For far too long, Voynich researchers have (in my opinion) tried to use statistical analysis as a thousand-ton wrecking ball, i.e. to knock down the whole Voynich edifice in a single giant swing. Find the perfect statistical experiment, runs the train of thought, and all Voynichese’s skittles will clatter down. Strrrrike!
But… even a tiny amount of reflection should be enough to show that this isn’t going to work: the intricacies and contingencies of Voynichese shout out loud that there will be no single key to unlock this door. Right now, the tests that get run give results that are – at best – like peering through multiple layers of net curtains. We do see vague silhouettes, but nothing genuinely useful appears.
Whether you think Voynichese is a language, a cipher system, or even a generated text doesn’t really matter.

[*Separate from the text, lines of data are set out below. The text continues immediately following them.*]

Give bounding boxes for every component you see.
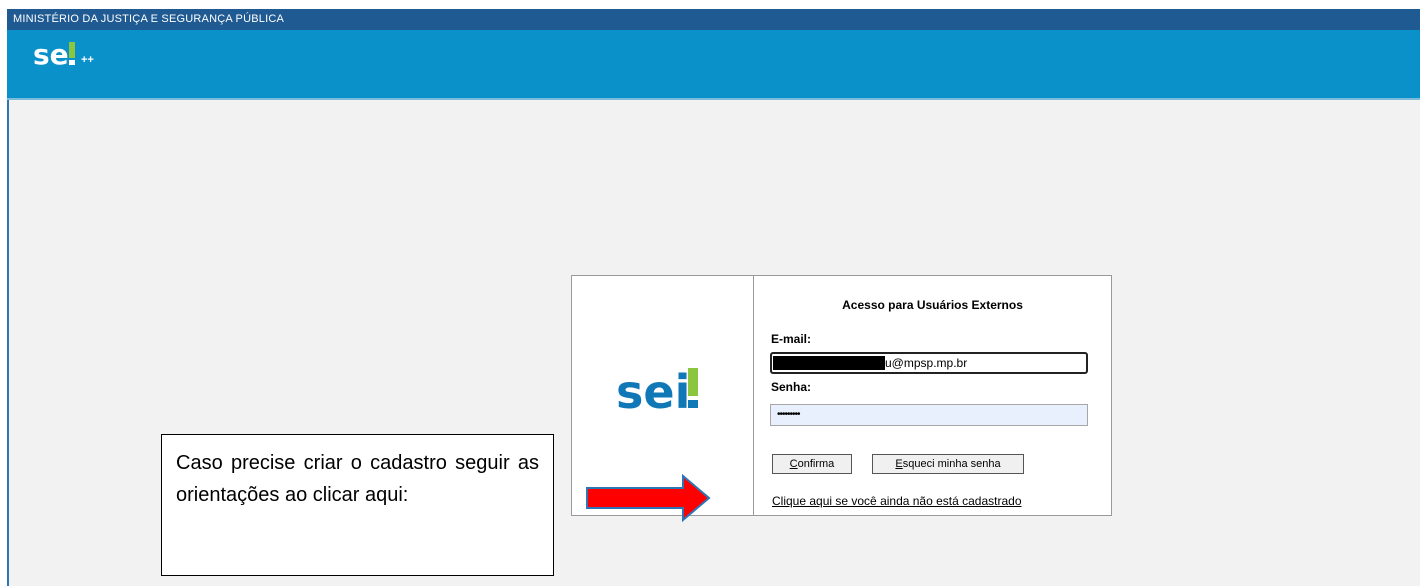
login-form: Acesso para Usuários Externos E-mail: u@… [754,276,1111,515]
svg-text:sei: sei [616,365,690,419]
form-title: Acesso para Usuários Externos [842,298,1023,312]
government-bar-text: MINISTÉRIO DA JUSTIÇA E SEGURANÇA PÚBLIC… [13,13,285,25]
svg-text:se: se [33,38,69,70]
password-label: Senha: [771,380,812,394]
logo-suffix: ++ [81,54,94,66]
callout-text: Caso precise criar o cadastro seguir as … [176,452,539,506]
forgot-label: squeci minha senha [902,458,1001,470]
callout-box: Caso precise criar o cadastro seguir as … [161,434,554,576]
register-link[interactable]: Clique aqui se você ainda não está cadas… [772,494,1022,508]
email-value: u@mpsp.mp.br [885,356,968,370]
confirm-accel: C [789,458,798,470]
password-field[interactable]: ••••••••• [770,404,1088,426]
government-bar: MINISTÉRIO DA JUSTIÇA E SEGURANÇA PÚBLIC… [7,9,1420,30]
right-arrow-icon [585,473,713,527]
email-label: E-mail: [771,332,812,346]
forgot-password-button[interactable]: Esqueci minha senha [872,454,1024,474]
redacted-text [773,356,885,370]
header: se ++ [7,30,1420,100]
confirm-button[interactable]: Confirma [772,454,852,474]
sei-logo[interactable]: se [33,38,81,70]
email-field[interactable]: u@mpsp.mp.br [770,352,1088,374]
sei-logo-large: sei [616,362,712,427]
confirm-label: onfirma [797,458,835,470]
forgot-accel: E [895,458,903,470]
password-value: ••••••••• [777,409,800,420]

We all face the same initial problem: how to make Voynichese tractable, by which I mean how to flatten it (i.e. regularize it) to the point where the kind of tests people run do stand a good chance of returning results that are genuinely revealing.
A staging point model
How instead, then, should we approach Voynichese?
The answer is perhaps embarrassingly obvious and straightforward: we should collectively design and implement statistical experiments that help us move towards a series of staging posts.
Each of the models on the right (parsing model, clustering model, and inter-cluster maps) should be driven by clear-headed statistical analysis, and would help us iterate towards the staging points on the left (parsed transcription, clustered parsed transcription, final transcription).
What I’m specifically asserting here is that researchers who perform statistical experiments on the raw stroke transcription in the mistaken belief that this is as good as a final transcription are simply wasting their time: there are too many confounding curtains in the way to ever see clearly.
The Curse, statistically
A decade ago, I first talked about “The Curse of the Voynich”: my book’s title was a way of expressing the idea that there was something about the way the Voynich Manuscript was constructed that makes fools of people who try to solve it.
Interestingly, it might well be that the diagram above explains what the Curse actually is: that all the while people treat the raw (unparsed, unclustered, unnormalized) transcription as if it were the final (parsed, clustered, normalized) transcription, their statistical experiments will continue to be confounded in multiple ways, and will show them nothing useful.